The number of Americans filing new claims for jobless benefits unexpectedly fell 4,000 last week to its lowest in six weeks, government data showed on Thursday in a report underscoring a healthy labor market.
However, an index of future economic growth showed signs of weakening for the second straight month in February, hobbled by sluggish manufacturing and weakness throughout the housing industry.
Initial filings for state unemployment insurance aid fell for the third straight week, dropping to 316,000 in the week ended March 17 from an upwardly revised 320,000 for the previous week, the Labor Department said.
A department analyst said there were no special factors behind the decline in new claims, which fell to their lowest level since the week ended Feb. 3.
Jobless claims are at a level economists see as consistent with stable employment.
Analysts on Wall Street had expected claims, which provide a rough guide to the pace of layoffs, to rise to 324,000 from the 318,000 initially reported for the March 10 week.
A four-week moving average of claims, which smooths weekly volatility to provide a better sense of underlying job-market trends, also fell for the second straight week, dropping to 326,000 from 329,750 in the prior week.
The total number of unemployed still on the benefit rolls after drawing an initial week of aid fell 69,000 to 2.50 million in the week ended March 10, the latest period for which figures are available.
Leading Indicators Slip 0.5%
Separately, industry research group The Conference Board said Thursday that its composite index of leading indicators, which is meant to foreshadow changes in the economy three to six months in advance, slipped 0.5% to 137.3 in February after a revised 0.3% decline in January.
The drop in February, while expected, was the steepest since February 2006.
Conference Board labor economist Ken Goldstein said in a statement that the index suggests "moderate but choppy growth" with consumers continuing to spend despite swings in energy prices and sagging home values.

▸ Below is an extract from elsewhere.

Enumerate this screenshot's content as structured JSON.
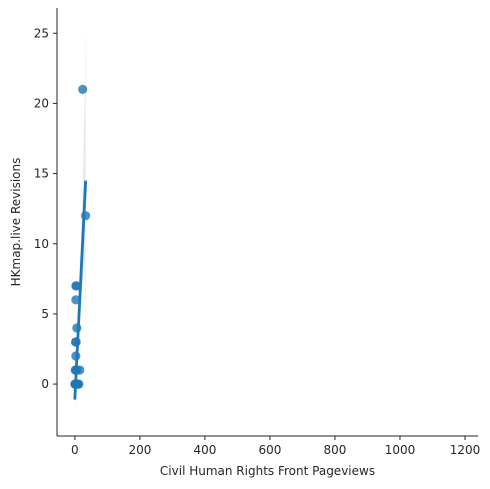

The index tracks 10 economic indicators, including stock prices, unemployment claims, homebuilding permits and money supply.
In February, more people filed for unemployment insurance, fewer homebuilders obtained permission to build houses and consumers adopted a more tempered outlook on the economy's future, the Conference Board said.
The coincident index increased 0.3% in February after a 0.1% decline in January and the lagging index increased 0.2% in February after increasing 0.7% in December.